An einem Samstag ist es immer sehr sinnvoll, pünktlich die Innereien des Herforder Kicks zu erreichen, denn um Punkt 20 Uhr betraten die Mannen um Sänger Sven Friedrich die Bühne. Eine Mischung aus Dark Wave, romantischen Strukturen und straighten Gitarren begleiteten die pathetischen Texte. Sänger Sven, der auch verantwortlich für die melancholischen Texte ist, stand fortan im Mittelpunkt. Das Konzert bestand bis auf das Depeche Mode Cover zum Schluß, aus Songs des aktuellen Debüt Werks "Kalte Sonne", dessen Titel auch als Eröffnung des Konzertabends war. Melancholie und Härte paarten sich im weiteren Konzertverlauf zu einer Einheit. Aufgrund der kurzen Zeitspanne hastete man ein wenig durch das Set. Aber spätestens bei romantischen Songs wie "Sterne sehen" oder "in der Tiefe" nahm man sich die Ruhe und bot eine solide, sehr gefühlvolle Darbietung. Das warme, dunkle Timbre Svens erging sich sogar in "ohne dich" in aggressive Stimmbandvariationen. Das ruhige "in your room", einziger englischer Titel und gleichzeitig einziges Cover, ließ vor allem die Aufhorchen, welche diese Band vorher nicht kannten.

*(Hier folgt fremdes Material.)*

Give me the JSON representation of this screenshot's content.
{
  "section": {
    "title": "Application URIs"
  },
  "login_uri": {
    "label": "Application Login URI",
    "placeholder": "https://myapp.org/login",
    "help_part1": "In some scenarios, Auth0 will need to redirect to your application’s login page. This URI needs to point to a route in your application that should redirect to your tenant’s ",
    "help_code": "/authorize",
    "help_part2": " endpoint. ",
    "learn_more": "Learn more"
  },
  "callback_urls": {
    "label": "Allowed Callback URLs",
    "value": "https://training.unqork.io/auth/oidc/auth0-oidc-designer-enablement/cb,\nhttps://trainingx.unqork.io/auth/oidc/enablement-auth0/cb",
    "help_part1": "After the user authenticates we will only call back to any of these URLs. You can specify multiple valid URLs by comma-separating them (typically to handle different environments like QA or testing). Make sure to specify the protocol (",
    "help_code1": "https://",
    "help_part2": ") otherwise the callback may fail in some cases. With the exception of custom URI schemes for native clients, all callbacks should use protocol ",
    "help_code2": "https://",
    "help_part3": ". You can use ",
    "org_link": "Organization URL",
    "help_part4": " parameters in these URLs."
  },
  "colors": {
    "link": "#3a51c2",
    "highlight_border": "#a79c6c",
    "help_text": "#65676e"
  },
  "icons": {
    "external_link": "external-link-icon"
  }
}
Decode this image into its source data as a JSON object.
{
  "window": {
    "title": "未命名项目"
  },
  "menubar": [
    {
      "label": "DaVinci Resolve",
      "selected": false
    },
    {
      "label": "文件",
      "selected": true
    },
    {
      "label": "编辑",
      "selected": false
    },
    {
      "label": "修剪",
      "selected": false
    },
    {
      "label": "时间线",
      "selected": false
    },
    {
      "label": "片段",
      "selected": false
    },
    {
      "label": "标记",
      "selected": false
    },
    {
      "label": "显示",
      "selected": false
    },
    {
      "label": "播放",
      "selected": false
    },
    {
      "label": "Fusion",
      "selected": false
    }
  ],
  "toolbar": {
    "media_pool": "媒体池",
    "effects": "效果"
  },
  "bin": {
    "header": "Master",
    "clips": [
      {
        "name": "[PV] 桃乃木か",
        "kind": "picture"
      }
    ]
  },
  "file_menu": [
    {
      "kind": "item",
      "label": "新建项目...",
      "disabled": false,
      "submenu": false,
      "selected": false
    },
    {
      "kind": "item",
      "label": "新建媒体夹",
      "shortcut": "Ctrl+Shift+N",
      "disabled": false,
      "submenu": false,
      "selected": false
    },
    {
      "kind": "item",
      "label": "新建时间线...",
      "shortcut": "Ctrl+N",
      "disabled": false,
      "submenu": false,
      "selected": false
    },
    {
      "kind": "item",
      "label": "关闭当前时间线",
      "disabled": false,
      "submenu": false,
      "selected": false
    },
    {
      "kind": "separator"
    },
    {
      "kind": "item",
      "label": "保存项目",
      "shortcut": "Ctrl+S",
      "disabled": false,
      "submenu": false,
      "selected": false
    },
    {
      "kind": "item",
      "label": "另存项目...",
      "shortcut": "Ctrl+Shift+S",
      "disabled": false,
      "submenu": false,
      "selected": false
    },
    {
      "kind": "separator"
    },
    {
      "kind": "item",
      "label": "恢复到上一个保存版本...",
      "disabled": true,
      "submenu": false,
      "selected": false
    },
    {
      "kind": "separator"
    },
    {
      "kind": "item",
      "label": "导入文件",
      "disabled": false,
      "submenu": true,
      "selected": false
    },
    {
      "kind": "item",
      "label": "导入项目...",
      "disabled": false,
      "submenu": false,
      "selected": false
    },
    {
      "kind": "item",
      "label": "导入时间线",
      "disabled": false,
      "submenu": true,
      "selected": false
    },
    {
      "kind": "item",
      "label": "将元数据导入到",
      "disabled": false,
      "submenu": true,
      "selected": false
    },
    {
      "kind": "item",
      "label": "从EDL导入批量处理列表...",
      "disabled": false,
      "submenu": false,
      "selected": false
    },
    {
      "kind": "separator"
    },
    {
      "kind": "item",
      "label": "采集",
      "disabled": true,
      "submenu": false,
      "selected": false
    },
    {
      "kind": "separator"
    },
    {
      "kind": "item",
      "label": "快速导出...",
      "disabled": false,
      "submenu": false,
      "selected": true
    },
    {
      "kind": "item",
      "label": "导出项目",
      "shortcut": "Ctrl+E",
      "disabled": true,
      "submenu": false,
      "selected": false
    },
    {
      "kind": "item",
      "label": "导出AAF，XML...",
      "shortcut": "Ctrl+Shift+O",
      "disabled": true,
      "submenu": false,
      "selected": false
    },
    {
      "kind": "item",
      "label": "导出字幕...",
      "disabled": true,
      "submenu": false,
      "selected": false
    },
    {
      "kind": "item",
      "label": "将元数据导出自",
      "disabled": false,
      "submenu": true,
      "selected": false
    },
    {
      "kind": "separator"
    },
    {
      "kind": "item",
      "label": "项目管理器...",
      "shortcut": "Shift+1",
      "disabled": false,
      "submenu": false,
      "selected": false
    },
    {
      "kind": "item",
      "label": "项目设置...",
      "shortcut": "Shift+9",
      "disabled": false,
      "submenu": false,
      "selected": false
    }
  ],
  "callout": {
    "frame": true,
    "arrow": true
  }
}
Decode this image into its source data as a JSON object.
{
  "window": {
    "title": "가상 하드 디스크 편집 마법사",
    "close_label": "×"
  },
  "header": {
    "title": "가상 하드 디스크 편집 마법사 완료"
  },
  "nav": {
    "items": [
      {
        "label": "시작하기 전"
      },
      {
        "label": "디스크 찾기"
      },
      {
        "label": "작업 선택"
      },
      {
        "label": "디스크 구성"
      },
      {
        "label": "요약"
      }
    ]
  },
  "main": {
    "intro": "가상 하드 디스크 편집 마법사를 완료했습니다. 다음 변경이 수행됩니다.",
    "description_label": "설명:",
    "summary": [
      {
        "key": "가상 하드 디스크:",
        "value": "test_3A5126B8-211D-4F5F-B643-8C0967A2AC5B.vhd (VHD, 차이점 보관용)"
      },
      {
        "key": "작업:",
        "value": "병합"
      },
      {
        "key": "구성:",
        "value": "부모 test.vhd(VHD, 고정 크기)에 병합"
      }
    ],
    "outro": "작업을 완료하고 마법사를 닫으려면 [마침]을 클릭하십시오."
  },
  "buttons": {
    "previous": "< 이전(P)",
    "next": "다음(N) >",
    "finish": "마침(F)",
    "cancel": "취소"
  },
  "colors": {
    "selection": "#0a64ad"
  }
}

Nach einer recht kurzen Umbaupause, schließlich ist hier Samstags bei Konzerten um 22.30 Uhr Schluß (Übrigens eine Zeit, bei der am Dienstag gerade mal die Vorband ihren Set beendete/ Rücksicht auf die arbeitende Bevölkerung wird im Kick nur am Wochenende genommen/ Ein Schelm der....), betrat dann das sechsköpfige Ensemble um Sänger und Entertainer Oswald Henke die Bühne. Und Oswald hatte erneut seine Kiste dabei, aus der er während des Konzertes alle möglichen Utensilien entnahm. Der Beginn des Abends war das theatralisch, tiefdunkle "Der Weg", ein Song, der sich deutlich gegen die Todesstrafe richtet und aus der Sicht eines Gefangenen erzählt wird. Das Ganze war ein Wunschkonzert und die Titel wurden per Internetvoting bestimmt. Oswald gelang es trotz allem, einen geschickten Songaufbau zu gestalten, wobei zu Beginn vor allem die etwas älteren Songs interpretiert wurden. Beim folgenden "Zinnsoldat" holte Oswald eine alte Uniform aus der Kiste. Das von morbider Schönheit begleitete "schwarzes Wesen" wurde vom aggressiven "die Brut" abgelöst. Die Gitarristen schlugen die Saiten ein wenig härter und auch Oswald lieferte eine Darbietung, deren Wut alles andere als gespielt war. Danach wurde es mehrere Nuancen ruhiger und man gab einige neuere Stücke zum Besten. "Vermisster Traum" umhüllt von tiefer Melancholie, welche durch das Verwenden einer roten Puppe noch exzessiver wurde. Das ruhige "Glasgarten" sowie "Himmelgrau" und das düster verspielte "Abseits des Lichts". Direkt danach im weißen Kittel gab Oswald bei "5 Jahre" den perfekten Psychopathen ab. Wie ein Irrwisch rannte er über die Bühne und erklomm kurzzeitig die Boxen. Das böse "Iphegenie" wurde perfekt inszeniert, bevor es mit der deutschen Übersetzung ("Sitz der Gnade") eines Nick Cave Klassikers in die erste Pause ging. Bei der ersten Zugabe gab es erstmals einen Ausblick in die Zukunft mit einem Song aus dem neuen Musiktheaterstück, welches im Frühjahr 2004 auf die Reise geht. Entlassen wurde man mit dem ruhigen, nachdenklichen "Mensch sein". Wie immer ein perfekter Auftritt zwischen Schauspiel, interessanten Texten, gefühlvollem Gesang. Erneut gelang es Oswald in Zwischenspielen Aufmerksamkeit zu wecken und gleichsam für witzige Kommunikation zu sorgen. (andreas)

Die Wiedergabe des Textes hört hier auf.